大仙波村(読み)おおせんばむら

日本歴史地名大系 「大仙波村」の解説

大仙波村
おおせんばむら

[現在地名]川越市仙波町・菅原町すがわらまち富士見町ふじみちよう

小仙波こせんば村の南の水田地帯。もと小仙波村と一村であったが、慶長年中(一五九六―一六一五)に分村したとされる(郡村誌)。
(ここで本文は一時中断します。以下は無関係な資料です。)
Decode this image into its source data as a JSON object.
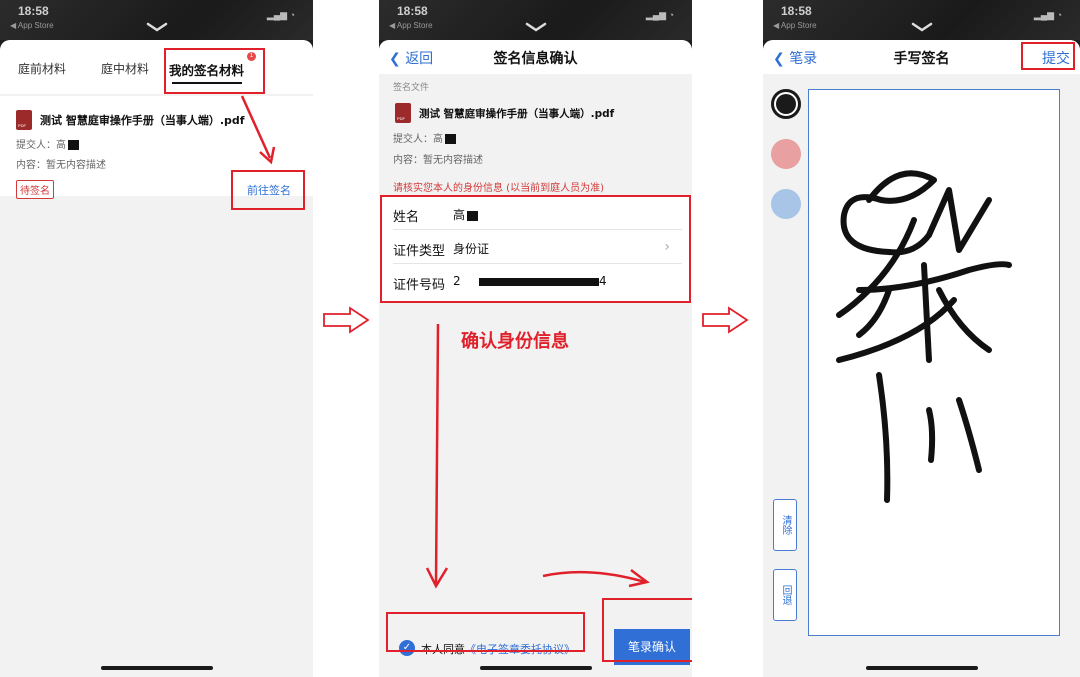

「吾妻鏡」文治元年(一一八五)一〇月二四日条に、鎌倉勝長寿しようちようじゆ院供養の際の随兵として仙波二郎、建久元年(一一九〇)一一月七日条に北条政子入洛時の随兵として仙波平太、同六年三月一〇日源頼朝の東大寺供養時の随兵として仙波太郎承久三年(一二二一)承久の乱での山城宇治橋合戦で戦死した仙波弥次郎(同書同年六月一八日条)などの仙波氏は当地を本貫としたと思われる。延徳元年(一四八九)三月二日の上杉定正書状写(古証文)によれば、扇谷上杉朝良方へ「仙波」氏などの面々が訪れたときに武蔵野で鳥狩の雑談などが行われており、扇谷上杉家に重用されたようである。小田原衆所領役帳では御馬廻衆の沼野某の所領として「河越仙波之内」で五貫文、御馬廻衆の中村幸松の所領として「川越仙波内平七分・新三郎分」で一〇貫文、江戸衆の勝瀬孫六の所領として「仙波内天念寺分」で一九貫文、江戸衆の加藤大郎左衛門の所領として「仙波内日影分」で四八貫文、諸足軽衆の深井某に「入東仙波内八本木」で二貫文、北院・中院・南院の寺領として「仙波之内」で五五貫文などがみえ、うち加藤大郎左衛門の所領では永禄元年(一五五八)に、深井某の所領では弘治元年(一五五五)検地が実施されていた。